Lors de l’Exposition universelle de 1873 à Viennes, le tableau a reçu la médaille de bronze et a été racheté par le grand prince Vladimir Alexandrovitch.

Sadko,  1876

Après la fin de ses études à l’académie, Répine est parti pour un long voyage à l’étranger. En 1873, il s’est rendu en Italie, a habité à Rome, puis en France où il s’est installé pendant 3 ans et a étudié les derniers courants artistiques. Même s’il n’adopte pas l’impressionnisme, il étudie de très près ce nouveau style.

À l’étranger, il commence à penser aux traits qui marquent le caractère national russe et peint Sadko, dans lequel est clairement exprimé le rejet du héros du conte homonyme des « beautés » étrangères. Répine a toujours considéré que ce tableau était un échec, il reflète néanmoins sa vision de la vie et de l’art.

Procession religieuse dans la province de Koursk, 1883

Ce tableau s’impose également comme une critique de la société inégalitaire. La peinture fascine par la diversité des personnages représentés, avec plus de 70 individus, elle donne une vision complète de la vie du peuple.

Cette toile a également suscité des réactions mitigées auprès de ses contemporains. Certains pensaient que ce tableau élevait définitivement Répine au rang de meilleur peintre de Russie, d’autres y voyaient une représentation biaisée de la réalité russe.

Ivan le Terrible tue son fils, 1883-1885.

On considère que Répine aurait souhaité créer un parallèle avec les événements tragiques de 1881 : le meurtre du prince Alexandre II et la répression des membres de l’organisation Narodnaïa Volia.

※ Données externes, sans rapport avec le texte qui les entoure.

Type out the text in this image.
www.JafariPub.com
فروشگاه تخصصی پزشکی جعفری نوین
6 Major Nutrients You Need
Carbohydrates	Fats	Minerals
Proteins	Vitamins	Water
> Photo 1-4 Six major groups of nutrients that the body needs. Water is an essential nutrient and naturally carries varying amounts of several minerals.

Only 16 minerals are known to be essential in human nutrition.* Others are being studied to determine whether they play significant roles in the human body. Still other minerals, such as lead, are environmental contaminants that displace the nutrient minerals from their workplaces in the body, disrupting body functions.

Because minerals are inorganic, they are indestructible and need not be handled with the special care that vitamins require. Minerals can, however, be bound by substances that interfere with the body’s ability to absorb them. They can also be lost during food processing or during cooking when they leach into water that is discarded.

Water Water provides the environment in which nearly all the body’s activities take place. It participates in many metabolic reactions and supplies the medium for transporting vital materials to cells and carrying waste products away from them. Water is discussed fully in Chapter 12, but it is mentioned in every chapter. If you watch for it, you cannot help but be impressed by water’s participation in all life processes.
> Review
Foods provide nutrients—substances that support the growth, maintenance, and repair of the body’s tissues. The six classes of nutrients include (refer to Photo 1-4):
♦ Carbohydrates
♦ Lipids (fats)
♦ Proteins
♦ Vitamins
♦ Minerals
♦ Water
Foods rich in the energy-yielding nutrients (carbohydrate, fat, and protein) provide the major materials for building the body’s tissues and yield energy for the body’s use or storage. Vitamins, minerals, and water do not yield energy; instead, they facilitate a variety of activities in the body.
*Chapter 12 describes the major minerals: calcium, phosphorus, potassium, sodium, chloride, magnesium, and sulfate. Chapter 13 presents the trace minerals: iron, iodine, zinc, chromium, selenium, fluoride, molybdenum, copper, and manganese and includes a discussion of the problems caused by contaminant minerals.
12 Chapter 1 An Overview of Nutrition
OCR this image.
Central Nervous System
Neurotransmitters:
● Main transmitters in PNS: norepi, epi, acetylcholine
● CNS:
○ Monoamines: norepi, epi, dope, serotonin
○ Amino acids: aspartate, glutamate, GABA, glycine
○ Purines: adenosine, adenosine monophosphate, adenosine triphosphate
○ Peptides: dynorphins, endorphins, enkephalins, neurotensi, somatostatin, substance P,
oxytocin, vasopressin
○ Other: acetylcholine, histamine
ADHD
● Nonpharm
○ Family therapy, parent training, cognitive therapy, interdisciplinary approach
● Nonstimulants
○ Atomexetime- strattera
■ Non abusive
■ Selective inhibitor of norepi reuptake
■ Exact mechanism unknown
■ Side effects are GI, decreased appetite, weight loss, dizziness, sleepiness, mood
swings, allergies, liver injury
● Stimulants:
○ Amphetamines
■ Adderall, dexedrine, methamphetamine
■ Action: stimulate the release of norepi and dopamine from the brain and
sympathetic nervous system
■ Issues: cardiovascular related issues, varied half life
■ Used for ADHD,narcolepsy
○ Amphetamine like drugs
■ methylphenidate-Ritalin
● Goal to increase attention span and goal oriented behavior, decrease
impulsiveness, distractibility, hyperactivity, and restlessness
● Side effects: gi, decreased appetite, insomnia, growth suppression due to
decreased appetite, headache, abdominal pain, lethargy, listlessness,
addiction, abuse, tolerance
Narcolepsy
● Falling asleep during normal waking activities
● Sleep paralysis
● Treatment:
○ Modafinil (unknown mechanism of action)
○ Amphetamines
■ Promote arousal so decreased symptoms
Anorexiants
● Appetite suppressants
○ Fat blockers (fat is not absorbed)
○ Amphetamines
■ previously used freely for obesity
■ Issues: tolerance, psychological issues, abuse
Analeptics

Comme il ne pouvait pas représenter les faits réels, le peintre aurait alors trouvé un parallèle avec un fait historique.

Le tableau a suscité le mécontentement d’Alexandre III, qui a donné en personne l’ordre de ne pas l’exposer. Victime de vandalisme, le tableau a failli être détruit à deux reprises. Une première fois en 1916 par le peintre d’icônes Abram Balachov, qui a poignardé le tableau à trois reprises en plein milieu du visage du tsar. En 2018, le tableau a encore été vandalisé, frappé avec une barre métallique censée le protéger, détériorant ainsi à trois endroits le corps du prince.

Portrait du compositeur Modeste Moussorgski, 1881

Le tableau est l’une des plus belles œuvres de Répine en matière de portrait. Il a été réalisé à un moment tragique de la vie du compositeur : étant très malade, il se trouvait à l’hôpital militaire. Répine a peint le tableau en quatre jours directement dans la chambre du malade, réalisant que son vieil ami se trouvait face au « visage de l’éternité ».

Portrait de Pavel Tretiakov, 1883

C’est l’un des deux seuls portraits du célèbre collectionneur et fondateur de la galerie Tretiakov à avoir été réalisés de son vivant. Au moment du transfert de la  galerie à la ville de Moscou, sa collection comptait 1276 tableaux, 471 dessins, 10 sculptures et 84 œuvres d’artistes étrangers. Tretiakov n’aimait pas poser, et a accepté uniquement par respect envers Répine.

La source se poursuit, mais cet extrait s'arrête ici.